This book examines the creation of extreme poverty in Eastern Europe, focusing on Romanian Roma, through a comparative historical perspective on its roots and the socio-economic and political mechanisms that have shaped it in labor, housing, and migration.
This interdisciplinary book explores the (re)production of extreme poverty among the Roma across different political economy regimes. Chapters engage in comparative historical analysis across several disciplines and integrate perspectives steeped at the national level of analysis with those dwelling intensively on a single context.

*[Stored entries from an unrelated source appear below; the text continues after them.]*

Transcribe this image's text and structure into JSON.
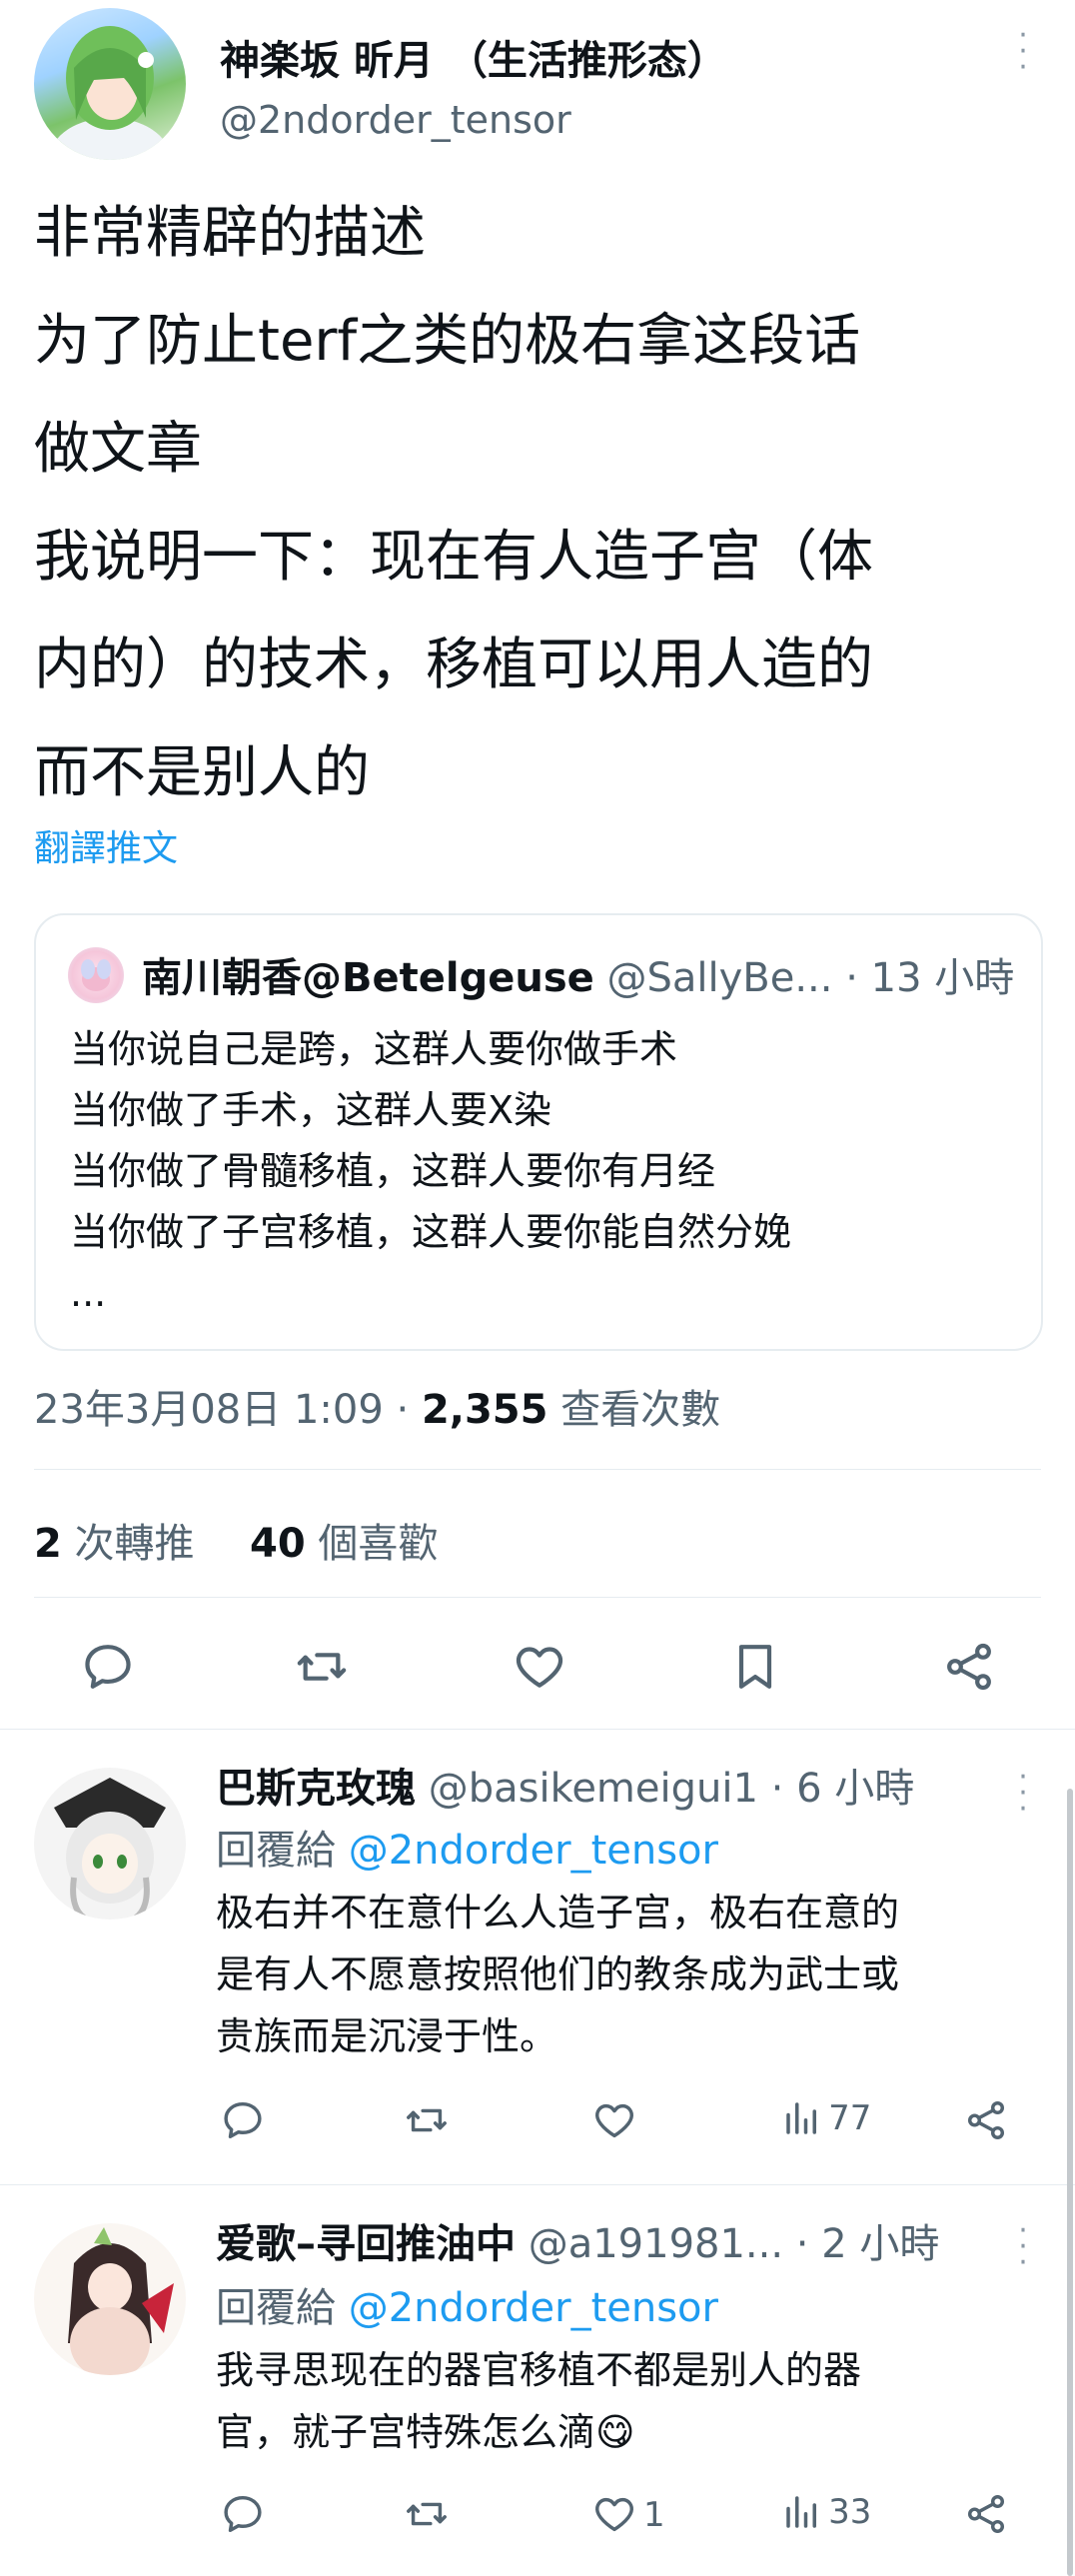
{
  "author": {
    "display_name": "神楽坂 昕月 （生活推形态）",
    "handle": "@2ndorder_tensor"
  },
  "tweet": {
    "lines": [
      "非常精辟的描述",
      "为了防止terf之类的极右拿这段话",
      "做文章",
      "我说明一下：现在有人造子宫（体",
      "内的）的技术，移植可以用人造的",
      "而不是别人的"
    ],
    "translate_label": "翻譯推文"
  },
  "quote": {
    "display_name": "南川朝香@Betelgeuse",
    "handle": "@SallyBe...",
    "time": "· 13 小時",
    "lines": [
      "当你说自己是跨，这群人要你做手术",
      "当你做了手术，这群人要X染",
      "当你做了骨髓移植，这群人要你有月经",
      "当你做了子宫移植，这群人要你能自然分娩",
      "..."
    ]
  },
  "meta": {
    "timestamp": "23年3月08日 1:09 · ",
    "views_count": "2,355",
    "views_label": " 查看次數"
  },
  "stats": {
    "retweets_count": "2",
    "retweets_label": " 次轉推",
    "likes_count": "40",
    "likes_label": " 個喜歡"
  },
  "replies": [
    {
      "display_name": "巴斯克玫瑰",
      "handle": "@basikemeigui1",
      "time": "· 6 小時",
      "reply_to_label": "回覆給",
      "reply_to_handle": "@2ndorder_tensor",
      "lines": [
        "极右并不在意什么人造子宫，极右在意的",
        "是有人不愿意按照他们的教条成为武士或",
        "贵族而是沉浸于性。"
      ],
      "like_count": "",
      "views": "77"
    },
    {
      "display_name": "爱歌–寻回推油中",
      "handle": "@a191981...",
      "time": "· 2 小時",
      "reply_to_label": "回覆給",
      "reply_to_handle": "@2ndorder_tensor",
      "lines": [
        "我寻思现在的器官移植不都是别人的器",
        "官，就子宫特殊怎么滴😋"
      ],
      "like_count": "1",
      "views": "33"
    }
  ],
  "colors": {
    "accent": "#1d9bf0",
    "text": "#0f1419",
    "muted": "#536471",
    "border": "#e6ecf0"
  }
}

Focusing on the processes of manufacturing poverty among Roma in Romania, the chapters cover empirical information about the historical transformations of the economic situation of the Roma in Romania from the 19th century to the present, about global, national, and local processes of industrialization, deindustrialization, and reindustrialization impacting poverty among the Roma in the past seven decades, and about Roma people’s current labor positions, housing conditions, and migration practices in distinct geographies from Romania to Norway.
The book situates Roma poverty research in a Central and Eastern European context by highlighting its connections with analytical approaches to poverty and institutional policy visions about poverty eradication. It will be of interest to researchers studying Central and Eastern Europe, political economy of socialism, political economy of capitalist transformations, poverty studies, welfare and housing regimes studies, and labor and migration studies.